Before the crack epidemic, there was another American drug war was in the 1930s, when Harry Anslinger, then-commissioner of the Federal Bureau of Narcotics, called for a prohibition of marijuana, which Anslinger believed made African Americans and Mexicans aggressive and dangerous.
“The common thread between the marijuana prohibition and the emergence of crack and the enforcement against those drugs is that it’s not about those drugs,” Kelly said. “It’s about the people who are associated with using those drugs, and they are people of color, minorities, marginalized groups, where the powerful can enforce its majority against its powerless minority.”
Compared to past drug outbreaks, such as the crack epidemic, the language used to discuss the issue also has become more sympathetic, Bean said.
“The most obvious language to me is what the headline is now and what the headline was,” Bean said. “The war on drugs versus the opioid epidemic, a public health crisis. They’re very different when you talk about a health crisis and a war.”
Tia Pratt, Ph.D., visiting instructor of sociology, also said that race has influenced the attention the epidemic has received.

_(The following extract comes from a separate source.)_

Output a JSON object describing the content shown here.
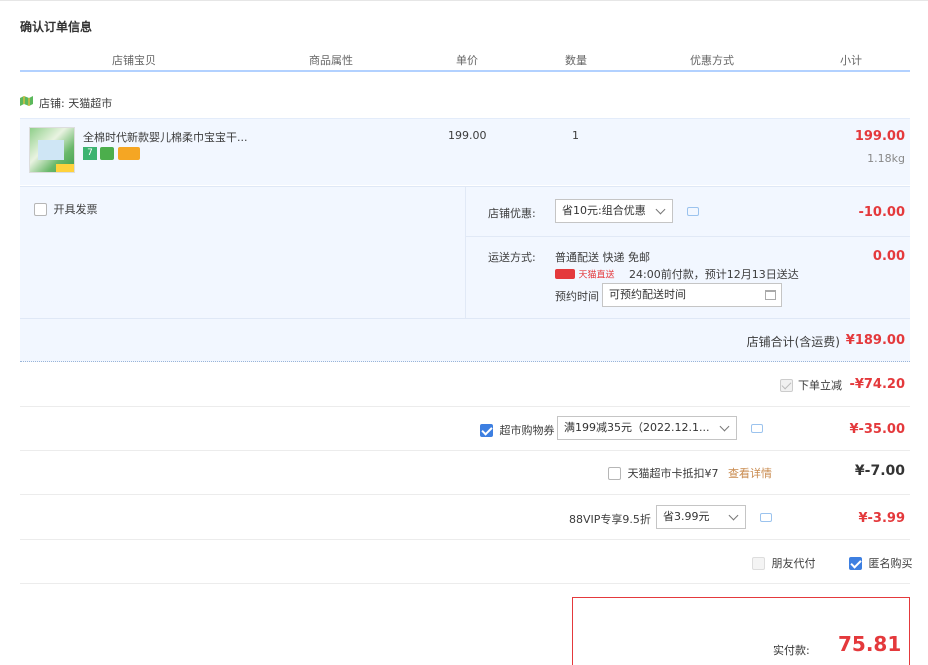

“The language used is that of a public health crisis, whereas the crack epidemic was the language of crime and criminality, especially since the public face of the crack epidemic was black and brown folks, but by no means were they the only people using crack,” Pratt said. “The public face of the opioid epidemic is white, and by no means are white folks the only ones in the opioid crisis.”
While race has always been an issue in drug outbreaks, Pratt said it has taken on a different tone now. However, it is important to acknowledge that white people are not the only ones suffering.

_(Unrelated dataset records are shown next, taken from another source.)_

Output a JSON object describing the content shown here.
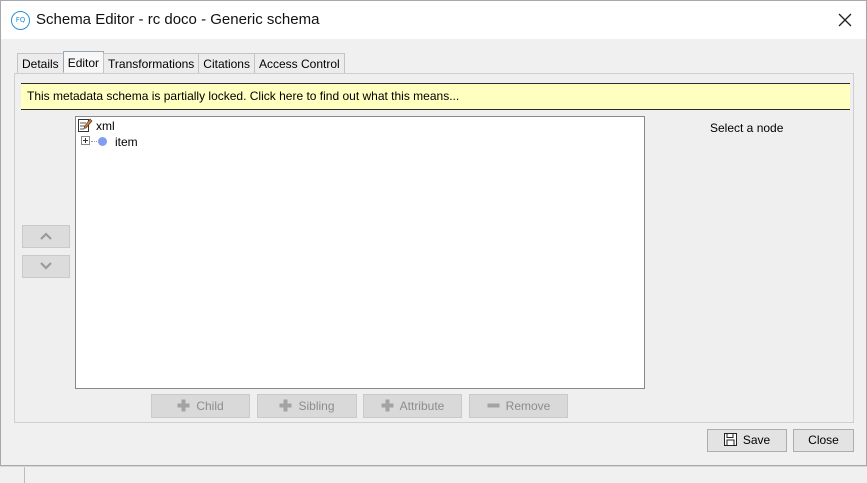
{
  "window": {
    "title": "Schema Editor - rc doco - Generic schema",
    "app_icon_text": "FQ"
  },
  "tabs": [
    {
      "label": "Details",
      "active": false
    },
    {
      "label": "Editor",
      "active": true
    },
    {
      "label": "Transformations",
      "active": false
    },
    {
      "label": "Citations",
      "active": false
    },
    {
      "label": "Access Control",
      "active": false
    }
  ],
  "notice": {
    "text": "This metadata schema is partially locked.  Click here to find out what this means..."
  },
  "tree": {
    "root": {
      "label": "xml",
      "icon": "edit-document-icon"
    },
    "children": [
      {
        "label": "item",
        "icon": "dot-node-icon",
        "expanded": false
      }
    ]
  },
  "side_panel": {
    "placeholder": "Select a node"
  },
  "actions": {
    "child": "Child",
    "sibling": "Sibling",
    "attribute": "Attribute",
    "remove": "Remove"
  },
  "footer": {
    "save": "Save",
    "close": "Close"
  },
  "colors": {
    "notice_bg": "#ffffc0",
    "node_dot": "#7f9ef2",
    "app_icon": "#2b8fd6"
  }
}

Bean said when discussing the opioid epidemic, we need to acknowledge that the response has changed, but it is still challenging for people of color to access the same treatment that whites have received.
“Go to different forums, talk to people in politics and say ‘what are you doing to help the epidemic?’ People of color are widely left out,” Bean said. “The communities we left out and criminalized, we’re leaving them out the solutions.”
Pratt said while the opioid epidemic has been rightfully treated as a public health issue rather than a criminal justice issue, there is still a need for conversation about the racial implications of the language used to discuss drug problems in America.
White people do make up the majority of those affected, but it is crucial to remember that people of color are a part of this crisis, as well.
“White folks aren’t the only ones that get addicted to opioids,” Pratt said. “It’s just that’s what we see, which we is why we have to be mindful of such things when we see media representations. Be mindful of what is an actual representation of what’s happening in our society, and that’s for all things, not just the opioid epidemic.”